Background: Beta-thalassemia major (TM) is one of the most common genetic diseases in Iran. Despite some efforts to reduce the incidence of TM, its incidence is still relatively high in some areas of the country. Methods: This cross-sectional study was performed on 635 families who had children with TM. The families that had more than one child with TM were enrolled. A demographic data questionnaire and a checklist containing queries about the reasons for the birth of the second or subsequent TM children were completed by each family. Finally, the data were analyzed using SPSS version 16. Results: Among the families that had more than one child with TM, 90, 23, and three families had two, three, and four children with the disease, respectively. Of the 261 patients studied, 125 (47.9%) and 136 (52.1%) had been born prior and after the implementation of the pre-marital screening program for beta-thalassemia in Iran, respectively. Also, in 29.4% of these families, parents were unaware of having thalassemia minor.

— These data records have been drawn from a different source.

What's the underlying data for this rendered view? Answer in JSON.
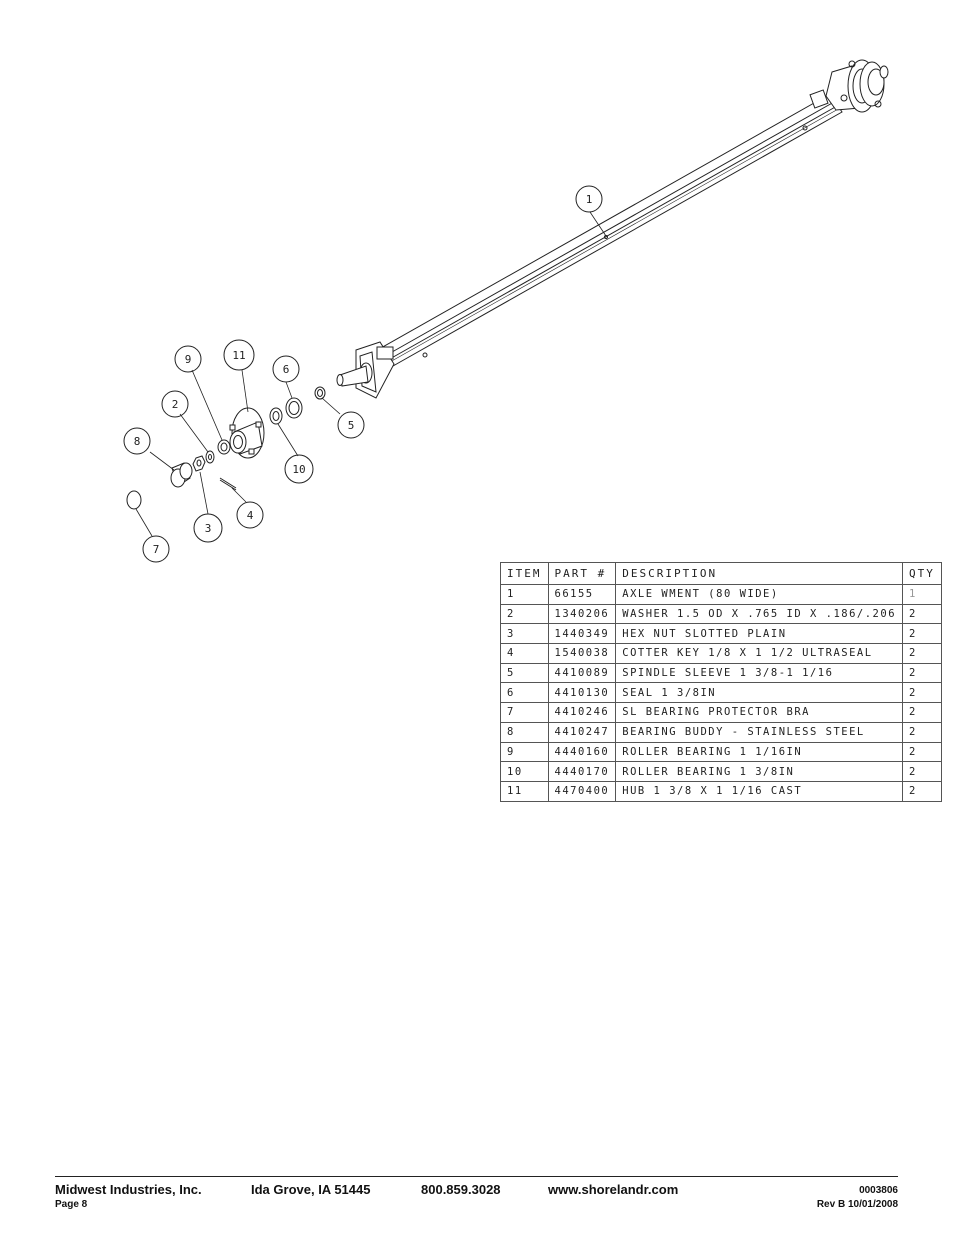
{
  "diagram": {
    "callouts": [
      "1",
      "2",
      "3",
      "4",
      "5",
      "6",
      "7",
      "8",
      "9",
      "10",
      "11"
    ]
  },
  "table": {
    "headers": [
      "ITEM",
      "PART #",
      "DESCRIPTION",
      "QTY"
    ],
    "rows": [
      {
        "item": "1",
        "part": "66155",
        "description": "AXLE WMENT (80 WIDE)",
        "qty": "1"
      },
      {
        "item": "2",
        "part": "1340206",
        "description": "WASHER 1.5 OD X .765 ID X .186/.206",
        "qty": "2"
      },
      {
        "item": "3",
        "part": "1440349",
        "description": "HEX NUT SLOTTED PLAIN",
        "qty": "2"
      },
      {
        "item": "4",
        "part": "1540038",
        "description": "COTTER KEY 1/8 X 1 1/2 ULTRASEAL",
        "qty": "2"
      },
      {
        "item": "5",
        "part": "4410089",
        "description": "SPINDLE SLEEVE  1 3/8-1 1/16",
        "qty": "2"
      },
      {
        "item": "6",
        "part": "4410130",
        "description": "SEAL  1 3/8IN",
        "qty": "2"
      },
      {
        "item": "7",
        "part": "4410246",
        "description": "SL BEARING PROTECTOR BRA",
        "qty": "2"
      },
      {
        "item": "8",
        "part": "4410247",
        "description": "BEARING BUDDY - STAINLESS STEEL",
        "qty": "2"
      },
      {
        "item": "9",
        "part": "4440160",
        "description": "ROLLER BEARING  1 1/16IN",
        "qty": "2"
      },
      {
        "item": "10",
        "part": "4440170",
        "description": "ROLLER BEARING  1 3/8IN",
        "qty": "2"
      },
      {
        "item": "11",
        "part": "4470400",
        "description": "HUB  1 3/8 X 1 1/16 CAST",
        "qty": "2"
      }
    ]
  },
  "footer": {
    "company": "Midwest Industries, Inc.",
    "address": "Ida Grove, IA  51445",
    "phone": "800.859.3028",
    "website": "www.shorelandr.com",
    "doc_number": "0003806",
    "page": "Page 8",
    "revision": "Rev B  10/01/2008"
  }
}
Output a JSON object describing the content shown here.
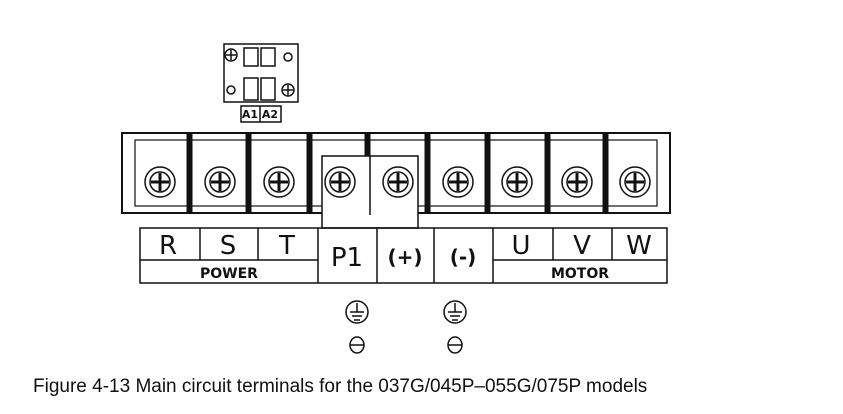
{
  "aux_block": {
    "terminals": [
      "A1",
      "A2"
    ]
  },
  "terminal_row": {
    "count": 9
  },
  "label_strip": {
    "cells": [
      "R",
      "S",
      "T",
      "P1",
      "(+)",
      "(-)",
      "U",
      "V",
      "W"
    ],
    "groups": {
      "power": "POWER",
      "motor": "MOTOR"
    }
  },
  "caption": "Figure 4-13 Main circuit terminals for the 037G/045P–055G/075P models"
}
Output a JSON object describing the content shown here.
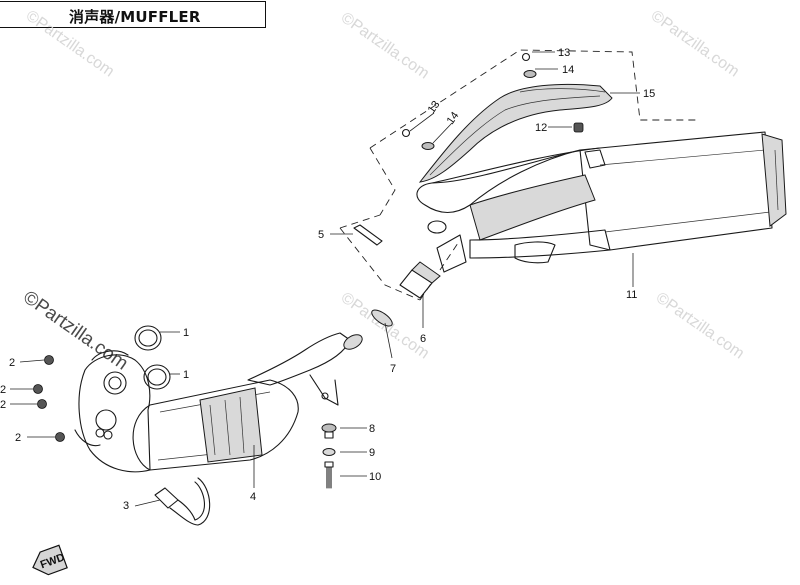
{
  "header": {
    "title": "消声器/MUFFLER"
  },
  "watermarks": [
    "©Partzilla.com",
    "©Partzilla.com",
    "©Partzilla.com",
    "©Partzilla.com",
    "©Partzilla.com",
    "©Partzilla.com"
  ],
  "fwd_label": "FWD",
  "callouts": [
    {
      "label": "1"
    },
    {
      "label": "1"
    },
    {
      "label": "2"
    },
    {
      "label": "2"
    },
    {
      "label": "2"
    },
    {
      "label": "2"
    },
    {
      "label": "3"
    },
    {
      "label": "4"
    },
    {
      "label": "5"
    },
    {
      "label": "6"
    },
    {
      "label": "7"
    },
    {
      "label": "8"
    },
    {
      "label": "9"
    },
    {
      "label": "10"
    },
    {
      "label": "11"
    },
    {
      "label": "12"
    },
    {
      "label": "13"
    },
    {
      "label": "14"
    },
    {
      "label": "13"
    },
    {
      "label": "14"
    },
    {
      "label": "15"
    }
  ]
}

In other cases, factors such as lack of knowledge about screening tests (14.0%), lack of financial compliance (13.2%), late referral for genetic tests (11.8%), and not undergoing screening tests despite recommendations (9.6%) were among the reasons declared by the families. In addition to these, religious and cultural reasons should also be mentioned as effective factors. Conclusions: This study showed that in only about 30% of the studied families, the parents were unaware of having thalassemia minor, and in other families, miscellaneous reasons were involved in the birth of the second or subsequent child with TM. In some cases, despite sufficient parental knowledge about the possibility of giving birth to a child with TM, no action was taken to prevent this event.